So, there we are, we’ve got the shed nicely set up for alpacas, we’ve got a workflow that, while not perfect, is getting better and we’re well past the halfway mark.
Then we get a call – “Is it OK to shear 400 merinos in your shed next week?”
Seems that there has been a long-standing arrangement with the previous owner where they rented out the shed to a local sheep farmer.
OK, not too much of a problem and with the bills we’re getting just to get the plumbing working, every dollar is welcome.
So.. out comes the table again. Let me pause here a moment gentle reader to talk about the space under the shed where I have to go to take out the bolts…
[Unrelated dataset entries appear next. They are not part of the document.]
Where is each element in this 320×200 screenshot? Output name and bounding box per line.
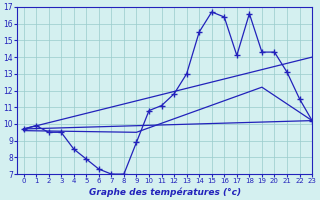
X-axis label: Graphe des températures (°c): Graphe des températures (°c) xyxy=(89,187,241,197)
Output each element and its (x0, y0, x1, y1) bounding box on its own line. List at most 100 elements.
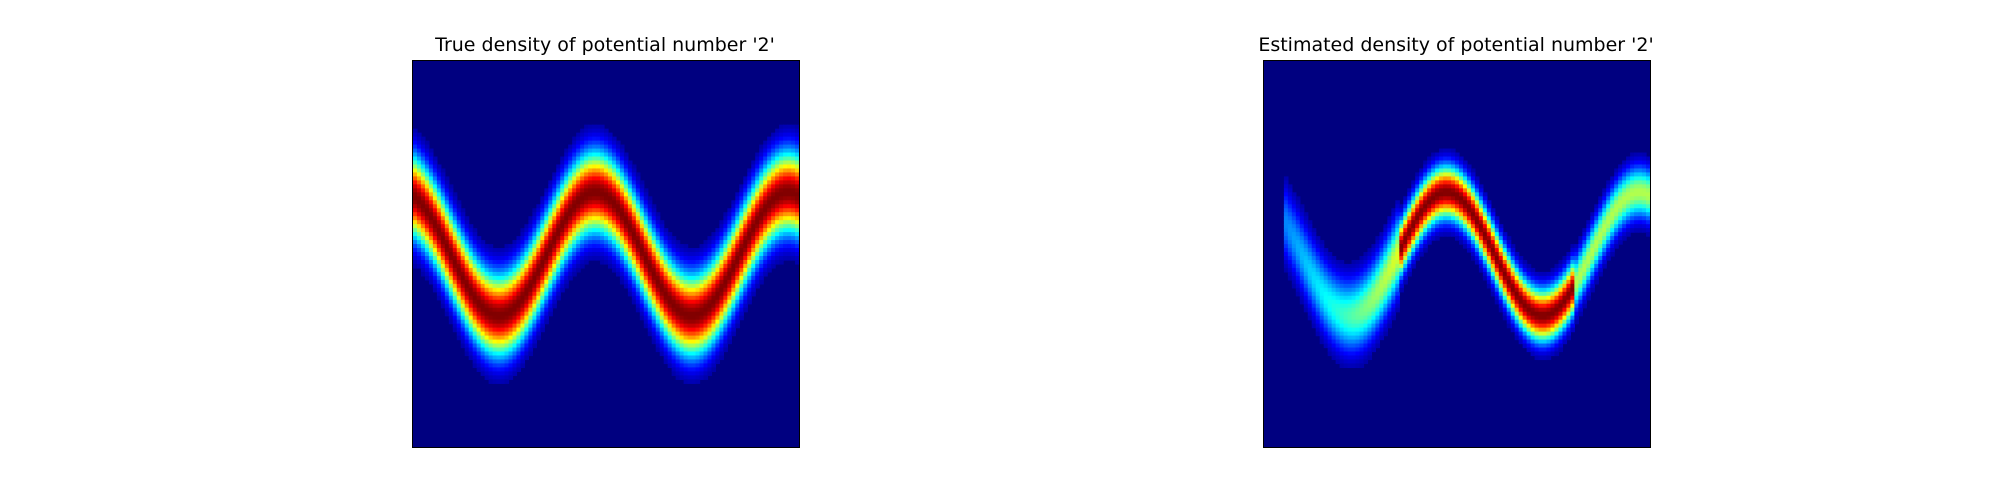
heatmap-cell (524, 315, 529, 321)
heatmap-cell (655, 311, 661, 317)
heatmap-cell (651, 307, 657, 313)
heatmap-cell (472, 287, 478, 293)
heatmap-cell (1343, 343, 1349, 349)
heatmap-cell (747, 212, 752, 217)
heatmap-cell (1335, 323, 1341, 329)
heatmap-cell (568, 244, 573, 249)
heatmap-cell (480, 315, 486, 321)
heatmap-cell (564, 204, 569, 209)
heatmap-cell (795, 255, 799, 261)
heatmap-cell (775, 208, 780, 213)
heatmap-cell (635, 283, 641, 289)
heatmap-cell (1323, 259, 1329, 265)
heatmap-cell (1383, 319, 1388, 325)
heatmap-cell (1331, 291, 1337, 297)
heatmap-cell (1351, 311, 1357, 317)
heatmap-cell (687, 275, 693, 281)
heatmap-cell (413, 252, 418, 257)
heatmap-cell (731, 295, 736, 301)
heatmap-cell (775, 216, 780, 221)
heatmap-cell (572, 156, 577, 162)
heatmap-cell (508, 319, 514, 325)
heatmap-cell (739, 283, 744, 289)
heatmap-cell (484, 295, 490, 301)
heatmap-cell (743, 295, 748, 301)
heatmap-cell (508, 327, 514, 333)
heatmap-cell (540, 212, 545, 217)
heatmap-cell (1518, 319, 1524, 325)
heatmap-cell (1291, 267, 1297, 273)
heatmap-cell (627, 196, 633, 201)
heatmap-cell (524, 323, 529, 329)
heatmap-cell (532, 283, 537, 289)
heatmap-cell (791, 196, 796, 201)
heatmap-cell (528, 263, 533, 269)
heatmap-cell (528, 335, 533, 341)
heatmap-cell (1303, 212, 1309, 217)
heatmap-cell (552, 299, 557, 305)
heatmap-cell (428, 196, 434, 201)
heatmap-cell (1379, 271, 1384, 277)
heatmap-cell (492, 279, 498, 285)
heatmap-cell (651, 267, 657, 273)
heatmap-cell (1283, 204, 1289, 209)
heatmap-cell (1431, 212, 1436, 217)
heatmap-cell (651, 220, 657, 225)
heatmap-cell (751, 192, 756, 197)
heatmap-cell (1303, 271, 1309, 277)
heatmap-cell (424, 148, 430, 154)
heatmap-cell (687, 339, 693, 345)
heatmap-cell (1427, 156, 1432, 162)
heatmap-cell (1514, 311, 1520, 317)
heatmap-cell (1498, 291, 1504, 297)
heatmap-cell (520, 331, 526, 337)
heatmap-cell (723, 279, 728, 285)
heatmap-cell (468, 236, 474, 241)
heatmap-cell (731, 291, 736, 297)
heatmap-cell (1375, 315, 1380, 321)
heatmap-cell (572, 200, 577, 205)
heatmap-cell (767, 216, 772, 221)
heatmap-cell (484, 351, 490, 357)
heatmap-cell (560, 228, 565, 233)
heatmap-cell (1391, 311, 1396, 317)
heatmap-cell (747, 192, 752, 197)
heatmap-cell (464, 248, 470, 253)
heatmap-cell (468, 327, 474, 333)
heatmap-cell (679, 343, 685, 349)
heatmap-cell (524, 267, 529, 273)
heatmap-cell (1395, 255, 1400, 261)
heatmap-cell (691, 259, 697, 265)
heatmap-cell (440, 204, 446, 209)
heatmap-cell (771, 228, 776, 233)
heatmap-cell (619, 164, 625, 170)
heatmap-cell (548, 180, 553, 185)
heatmap-cell (576, 188, 581, 193)
heatmap-cell (556, 220, 561, 225)
heatmap-cell (592, 144, 597, 150)
heatmap-cell (723, 236, 728, 241)
heatmap-cell (456, 248, 462, 253)
heatmap-cell (576, 224, 581, 229)
heatmap-cell (572, 216, 577, 221)
heatmap-cell (524, 335, 529, 341)
heatmap-cell (1419, 172, 1424, 177)
heatmap-cell (1462, 168, 1468, 174)
heatmap-cell (727, 291, 732, 297)
heatmap-cell (659, 236, 665, 241)
heatmap-cell (687, 319, 693, 325)
heatmap-cell (1363, 287, 1369, 293)
heatmap-cell (1387, 259, 1392, 265)
heatmap-cell (440, 196, 446, 201)
heatmap-cell (767, 196, 772, 201)
heatmap-cell (1395, 263, 1400, 269)
heatmap-cell (723, 220, 728, 225)
heatmap-cell (580, 164, 585, 170)
heatmap-cell (631, 259, 637, 265)
heatmap-cell (755, 283, 760, 289)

Like all shearing sheds, it’s built on legs with a crawl space underneath. A crawl space filled with 20 years of sheep …., at least half of South Australia’s venomous spider population, a possum and a snake or two (I’ve not met one under there yet – but they’re there, I’m sure that they’re there). Let’s put it this way, it’s not my happy place.
Anyway it’s done and we have sheep shearing going on
There is a plus side. In one corner of the shed there is an old (read very old) wool press. It looks lethal and would certainly like nothing more than to chomp down one or two of my fingers. I’d assumed that it was not serviceable and only really fit for scrap but, apparently they use it every year and, while undoubtedly something that would make a safety inspector need to go and lay down in darkened room, it still works perfectly. So, part of the charge for the use of the shed is a quick course in how the thing works.
That happens tomorrow. If I have any fingers left, I’ll tell you about it.